Als Lehrer habe ich immer ein offenes Ohr sowohl für Eltern als auch für Schüler. Jede Frage muss beantwortet werden, besonders die von Schülerinnen und Schülern, die gerade dabei sind, sich selbst zu finden. „Frau Mickel, was denken Sie, kann ich das Abitur schaffen, im Moment läuft es nicht so gut...“ Wenn ich dann drei Jahre später diesem Schüler zum Abitur gratulieren kann, ist das ein unglaublich schöner Moment für mich.

— Was möchten Sie in St. Petersburg in erster Linie besuchen?

Meine ersten Tage in St. Petersburg werden natürlich der Schule gewidmet! Eines der ersten Dinge, die ich tun möchte (wenn es dann endlich die Zeit erlaubt), ist ein Besuch der Peter-und-Paul-Festung um mich daran zu erinnern, wie es war, als ich sie Mitte/Ende der 80er Jahre sah. Ich habe sehr schöne Erinnerungen an meine beiden Reisen nach Leningrad und freue ich mich jetzt darauf, sie wieder aufzufrischen zu können.

— Kann man sagen, dass Reisen Ihr Hobby ist?

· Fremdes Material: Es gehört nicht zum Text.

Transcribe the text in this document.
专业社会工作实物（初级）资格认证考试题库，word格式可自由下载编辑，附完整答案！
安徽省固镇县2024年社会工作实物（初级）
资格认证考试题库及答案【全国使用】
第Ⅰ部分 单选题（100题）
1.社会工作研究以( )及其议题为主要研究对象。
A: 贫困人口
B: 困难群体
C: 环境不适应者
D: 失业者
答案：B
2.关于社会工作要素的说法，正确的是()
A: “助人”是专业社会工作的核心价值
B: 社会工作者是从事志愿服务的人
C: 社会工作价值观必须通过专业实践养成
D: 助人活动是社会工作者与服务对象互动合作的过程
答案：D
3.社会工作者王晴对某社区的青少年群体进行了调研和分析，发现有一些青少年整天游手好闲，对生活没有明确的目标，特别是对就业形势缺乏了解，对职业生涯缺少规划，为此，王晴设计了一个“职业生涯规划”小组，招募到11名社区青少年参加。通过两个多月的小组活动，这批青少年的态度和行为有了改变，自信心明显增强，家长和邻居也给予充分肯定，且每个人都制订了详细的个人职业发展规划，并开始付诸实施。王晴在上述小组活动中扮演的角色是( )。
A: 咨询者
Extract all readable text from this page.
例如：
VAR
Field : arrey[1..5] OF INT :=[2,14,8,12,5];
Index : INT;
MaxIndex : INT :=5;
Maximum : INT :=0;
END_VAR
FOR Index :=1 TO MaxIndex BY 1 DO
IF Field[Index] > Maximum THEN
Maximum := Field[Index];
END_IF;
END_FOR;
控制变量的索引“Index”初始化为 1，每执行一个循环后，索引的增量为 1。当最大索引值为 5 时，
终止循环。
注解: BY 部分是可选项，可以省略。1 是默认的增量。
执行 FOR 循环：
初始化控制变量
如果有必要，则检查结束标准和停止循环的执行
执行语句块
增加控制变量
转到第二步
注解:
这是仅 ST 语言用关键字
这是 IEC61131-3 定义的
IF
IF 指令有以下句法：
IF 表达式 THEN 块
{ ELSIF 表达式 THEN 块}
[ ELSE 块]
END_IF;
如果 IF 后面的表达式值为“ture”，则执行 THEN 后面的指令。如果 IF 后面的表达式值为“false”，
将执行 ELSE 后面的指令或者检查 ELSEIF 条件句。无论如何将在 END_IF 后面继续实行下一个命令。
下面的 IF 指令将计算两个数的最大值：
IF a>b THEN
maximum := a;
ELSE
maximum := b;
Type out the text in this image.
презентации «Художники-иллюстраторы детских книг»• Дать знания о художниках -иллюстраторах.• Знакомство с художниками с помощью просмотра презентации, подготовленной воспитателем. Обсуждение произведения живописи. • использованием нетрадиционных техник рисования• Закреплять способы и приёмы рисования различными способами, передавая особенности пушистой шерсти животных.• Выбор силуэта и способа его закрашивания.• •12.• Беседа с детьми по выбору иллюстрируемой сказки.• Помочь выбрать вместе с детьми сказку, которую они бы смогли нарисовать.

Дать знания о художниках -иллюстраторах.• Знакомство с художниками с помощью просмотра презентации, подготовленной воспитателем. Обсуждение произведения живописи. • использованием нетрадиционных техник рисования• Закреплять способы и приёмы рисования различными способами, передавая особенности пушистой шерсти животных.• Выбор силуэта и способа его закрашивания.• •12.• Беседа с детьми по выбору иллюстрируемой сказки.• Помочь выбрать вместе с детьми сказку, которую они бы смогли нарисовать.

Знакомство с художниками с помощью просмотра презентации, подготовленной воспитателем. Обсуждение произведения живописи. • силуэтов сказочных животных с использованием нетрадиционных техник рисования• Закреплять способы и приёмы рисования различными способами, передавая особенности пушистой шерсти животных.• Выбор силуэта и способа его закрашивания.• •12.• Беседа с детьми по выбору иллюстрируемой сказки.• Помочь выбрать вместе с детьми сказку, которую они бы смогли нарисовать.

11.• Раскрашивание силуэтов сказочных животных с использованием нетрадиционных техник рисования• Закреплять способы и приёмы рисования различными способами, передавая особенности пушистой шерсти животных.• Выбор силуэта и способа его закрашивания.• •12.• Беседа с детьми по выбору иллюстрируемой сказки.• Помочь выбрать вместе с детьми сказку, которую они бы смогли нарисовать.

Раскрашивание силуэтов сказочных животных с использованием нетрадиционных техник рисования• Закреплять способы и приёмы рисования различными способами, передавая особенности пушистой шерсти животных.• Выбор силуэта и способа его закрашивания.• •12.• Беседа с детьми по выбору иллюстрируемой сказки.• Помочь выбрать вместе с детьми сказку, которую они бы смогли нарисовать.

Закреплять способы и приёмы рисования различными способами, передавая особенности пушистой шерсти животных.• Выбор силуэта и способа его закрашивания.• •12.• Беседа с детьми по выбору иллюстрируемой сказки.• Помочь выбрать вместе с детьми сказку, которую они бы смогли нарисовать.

Ich bin schon eine Weltenbummlerin! Seit meiner Studienzeit bin ich gern gereist. Mich interessiert es einfach, wie andere Menschen leben und Herausforderungen meistern. Um ein Land zu verstehen, muss man jedoch dort arbeiten. Deswegen freue ich mich, Russland über meine Arbeit und Begegnungen, die über die Schule hinausgehen, tiefer kennenzulernen.

Außerdem bin ich sehr gern mit der Kamera unterwegs. Während der Pandemie habe ich die Schwarz-Weiß-Fotografier für mich entdeckt. Ich mag es auch, kleine Geschenke und Geburtstagskarten für meine Freunde und Familie selbst anzufertigen. Außerdem koche ich sehr gern und freue mich schon auf die russische Küche.